Allstate Corp.'s chief executive says the compensation given to agencies is changing to give more money to agencies performing the best.

Thomas J. Wilson, chairman, president and chief executive officer, says he understands the change will “obviously create concern” for some agencies, but Allstate will not change the amount they have given to agencies—only the manner in which the amount is doled out.

In the past, compensation has been 10.7 percent of premiums, with 10 percent locked and a 0.7 percent bonus, or incentive, which amounts to $200 million to $250 million per year.

Starting in 2013—a date moved back from the company's previous plans to change the compensation structure in mid-2012—compensation will still be 10.7 percent but 8 percent will be locked in and 2.7 percent will be given based on the performance of the agency.

During a conference call on the company's earnings, Wilson says agencies “don't need to jump over the Great Wall of China to get the money.”

The Northbrook, Ill.-based insurer is encouraging larger agencies by giving loans for acquisitions in a move Wilson says will increase agency capabilities to serve customers better.

The size of Allstate's agencies has increased 10 percent since 2009 but the overall number of agencies has decreased 14 percent, reports Wilson, adding that he expects “some agencies will be unhappy” with the changes but Allstate's goal is to “make as many agencies that want to be successful, successful.”

“Their success is tied to our success,” Wilson says. “We're in this together.” Allstate is not making the changes to create a fight with agencies, he adds.
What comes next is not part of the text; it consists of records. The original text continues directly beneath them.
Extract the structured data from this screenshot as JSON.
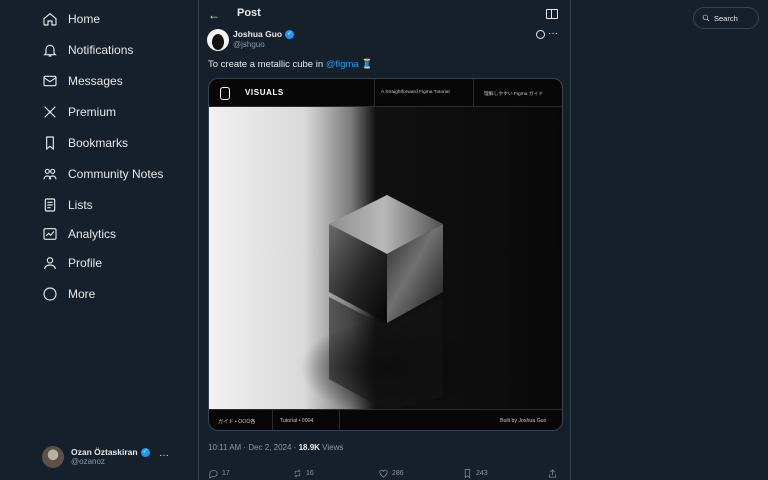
{
  "nav": [
    {
      "label": "Home",
      "icon": "home-icon"
    },
    {
      "label": "Notifications",
      "icon": "bell-icon"
    },
    {
      "label": "Messages",
      "icon": "mail-icon"
    },
    {
      "label": "Premium",
      "icon": "x-logo-icon"
    },
    {
      "label": "Bookmarks",
      "icon": "bookmark-icon"
    },
    {
      "label": "Community Notes",
      "icon": "people-icon"
    },
    {
      "label": "Lists",
      "icon": "list-icon"
    },
    {
      "label": "Analytics",
      "icon": "chart-icon"
    },
    {
      "label": "Profile",
      "icon": "user-icon"
    },
    {
      "label": "More",
      "icon": "more-circle-icon"
    }
  ],
  "account": {
    "name": "Ozan Öztaskiran",
    "handle": "@ozanoz",
    "more": "···"
  },
  "header": {
    "back": "←",
    "title": "Post"
  },
  "post": {
    "name": "Joshua Guo",
    "handle": "@jshguo",
    "more": "···",
    "text_prefix": "To create a metallic cube in ",
    "mention": "@figma",
    "emoji": "🧵",
    "card": {
      "brand": "VISUALS",
      "tag_left": "A Straightforward Figma Tutorial",
      "tag_right": "理解しやすい Figma ガイド",
      "footer_left": "ガイド • OOO各",
      "footer_mid": "Tutorial • 0004",
      "footer_right": "Built by Joshua Guo"
    },
    "time": "10:11 AM · Dec 2, 2024 · ",
    "views_count": "18.9K",
    "views_label": "Views",
    "replies": "17",
    "reposts": "16",
    "likes": "286",
    "bookmarks": "243"
  },
  "search": {
    "placeholder": "Search"
  },
  "colors": {
    "background": "#15202b",
    "accent": "#1d9bf0",
    "border": "#38444d"
  }
}
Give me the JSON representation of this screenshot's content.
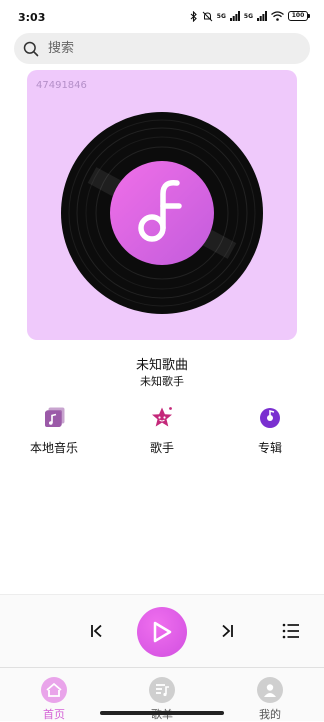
{
  "status_bar": {
    "time": "3:03",
    "network_1": "5G",
    "network_2": "5G",
    "battery": "100"
  },
  "search": {
    "placeholder": "搜索"
  },
  "cover": {
    "id_text": "47491846",
    "background_color": "#efc9fb",
    "logo_gradient": [
      "#f06fe8",
      "#c25cdc"
    ]
  },
  "now_playing": {
    "title": "未知歌曲",
    "artist": "未知歌手"
  },
  "quick_access": [
    {
      "label": "本地音乐",
      "icon": "local-music-icon",
      "color": "#9b5aa8"
    },
    {
      "label": "歌手",
      "icon": "singer-star-icon",
      "color": "#c4287a"
    },
    {
      "label": "专辑",
      "icon": "album-disc-icon",
      "color": "#7a2fd0"
    }
  ],
  "player": {
    "accent": "#e05fe8"
  },
  "nav": {
    "items": [
      {
        "label": "首页",
        "icon": "home-icon",
        "active": true
      },
      {
        "label": "歌单",
        "icon": "playlist-icon",
        "active": false
      },
      {
        "label": "我的",
        "icon": "profile-icon",
        "active": false
      }
    ],
    "active_color": "#d45fd6",
    "inactive_color": "#555555"
  }
}
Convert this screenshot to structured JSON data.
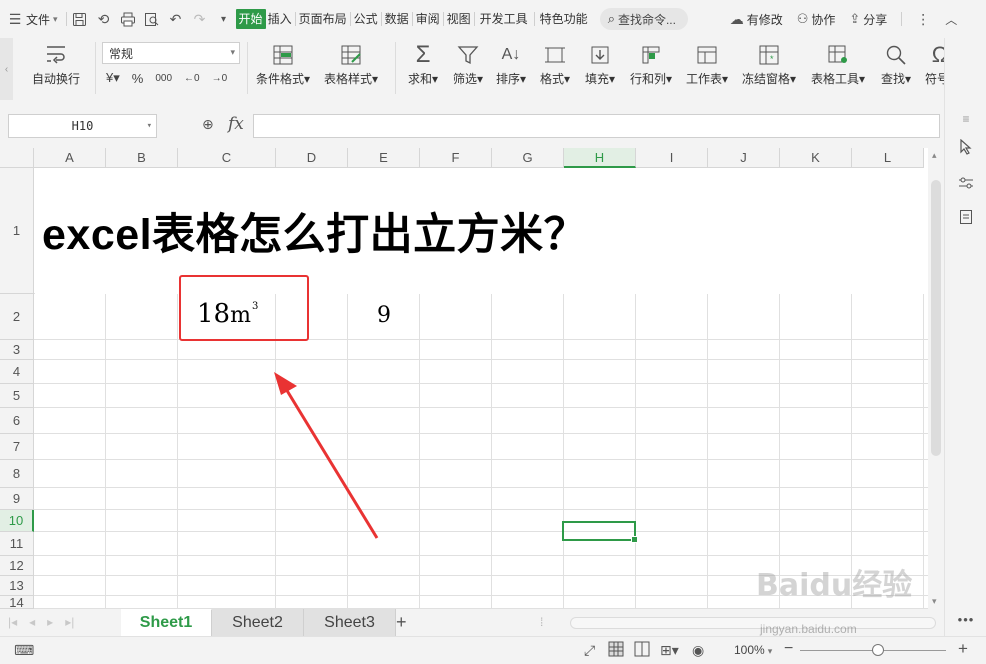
{
  "menubar": {
    "file_label": "文件",
    "tabs": [
      "开始",
      "插入",
      "页面布局",
      "公式",
      "数据",
      "审阅",
      "视图",
      "开发工具",
      "特色功能"
    ],
    "active_tab": "开始",
    "search_label": "查找命令...",
    "has_changes_label": "有修改",
    "collab_label": "协作",
    "share_label": "分享"
  },
  "ribbon": {
    "wrap_label": "自动换行",
    "number_format": "常规",
    "conditional_format_label": "条件格式",
    "table_style_label": "表格样式",
    "sum_label": "求和",
    "filter_label": "筛选",
    "sort_label": "排序",
    "format_label": "格式",
    "fill_label": "填充",
    "rowcol_label": "行和列",
    "worksheet_label": "工作表",
    "freeze_label": "冻结窗格",
    "tabletools_label": "表格工具",
    "find_label": "查找",
    "symbol_label": "符号"
  },
  "formula": {
    "cell_ref": "H10",
    "fx_label": "fx",
    "value": ""
  },
  "grid": {
    "columns": [
      "A",
      "B",
      "C",
      "D",
      "E",
      "F",
      "G",
      "H",
      "I",
      "J",
      "K",
      "L"
    ],
    "rows": [
      "1",
      "2",
      "3",
      "4",
      "5",
      "6",
      "7",
      "8",
      "9",
      "10",
      "11",
      "12",
      "13",
      "14"
    ],
    "selected_column": "H",
    "selected_row": "10",
    "title": "excel表格怎么打出立方米？",
    "c2_value": "18",
    "c2_unit": "m",
    "c2_superscript": "3",
    "e2_value": "9"
  },
  "sheets": {
    "tabs": [
      "Sheet1",
      "Sheet2",
      "Sheet3"
    ],
    "active": "Sheet1",
    "add_label": "+"
  },
  "status": {
    "zoom_label": "100%",
    "minus_label": "−",
    "plus_label": "+"
  },
  "watermark": {
    "brand": "Baidu经验",
    "url": "jingyan.baidu.com"
  },
  "colors": {
    "accent": "#2e9a48",
    "annotation": "#e93333"
  }
}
Wilson says the company elected to moved back the start-date of the compensation changes to “give a runway for agencies to adapt” to them.

The chief executive says he misspoke when he told an analyst earlier in the call that agencies had the option to opt in to the new compensation structure in July 2012. That option has been eliminated, he says, due to lack of interest.
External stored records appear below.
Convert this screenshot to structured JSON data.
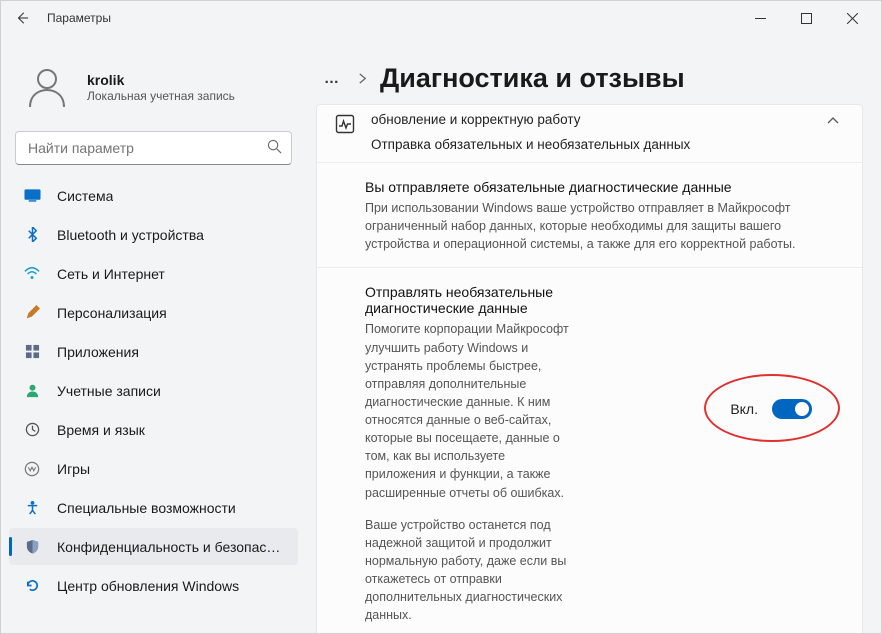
{
  "window": {
    "title": "Параметры"
  },
  "profile": {
    "name": "krolik",
    "subtitle": "Локальная учетная запись"
  },
  "search": {
    "placeholder": "Найти параметр"
  },
  "nav": [
    {
      "key": "system",
      "label": "Система"
    },
    {
      "key": "bluetooth",
      "label": "Bluetooth и устройства"
    },
    {
      "key": "network",
      "label": "Сеть и Интернет"
    },
    {
      "key": "personalization",
      "label": "Персонализация"
    },
    {
      "key": "apps",
      "label": "Приложения"
    },
    {
      "key": "accounts",
      "label": "Учетные записи"
    },
    {
      "key": "time",
      "label": "Время и язык"
    },
    {
      "key": "gaming",
      "label": "Игры"
    },
    {
      "key": "accessibility",
      "label": "Специальные возможности"
    },
    {
      "key": "privacy",
      "label": "Конфиденциальность и безопасность",
      "active": true
    },
    {
      "key": "update",
      "label": "Центр обновления Windows"
    }
  ],
  "colors": {
    "accent": "#0067c0",
    "highlight_oval": "#e03030"
  },
  "header": {
    "ellipsis": "…",
    "title": "Диагностика и отзывы"
  },
  "diag_card": {
    "top_line1": "обновление и корректную работу",
    "top_line2": "Отправка обязательных и необязательных данных",
    "required": {
      "title": "Вы отправляете обязательные диагностические данные",
      "desc": "При использовании Windows ваше устройство отправляет в Майкрософт ограниченный набор данных, которые необходимы для защиты вашего устройства и операционной системы, а также для его корректной работы."
    },
    "optional": {
      "title": "Отправлять необязательные диагностические данные",
      "desc1": "Помогите корпорации Майкрософт улучшить работу Windows и устранять проблемы быстрее, отправляя дополнительные диагностические данные. К ним относятся данные о веб-сайтах, которые вы посещаете, данные о том, как вы используете приложения и функции, а также расширенные отчеты об ошибках.",
      "desc2": "Ваше устройство останется под надежной защитой и продолжит нормальную работу, даже если вы откажетесь от отправки дополнительных диагностических данных.",
      "toggle_label": "Вкл.",
      "toggle_state": "on"
    }
  }
}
Wilson placed the blame for a decline in new auto insurance applications not on agents, but on the company's overall strategy to increase homeowners' insurance rates and reduce exposure in some less-profitable areas.

Allstate agents are going through big changes with the new compensation structure and the integration of Esurance and Answer Financial, an acquisition completed during the third quarter. Some agencies joined together to acquire union affiliation.

However, the agents will be counted on to generate business in order for Allstate to meet its goal of 13 percent operating return on equity by 2014.

Improving results in homeowners' insurance is vital, says Wilson. Average rate increases of nearly 14 percent were approved in 15 states during the third quarter. As it looks to get rate, Wilson says Allstate has not gotten any trouble from regulators or competitors.

“We're all losing money,” he says.

Allstate has worked to increase the spread of its rate increases (a home in one area of a state might see rates go up slightly while others see a steeper increase) as the company work to improve pricing, particularly as it relates to roof damage cause by wind and hail, Wilson says.

“The goal is to get returns up,” Wilson says. “We're going to keep banging away as aggressively as we need to, to get returns up.”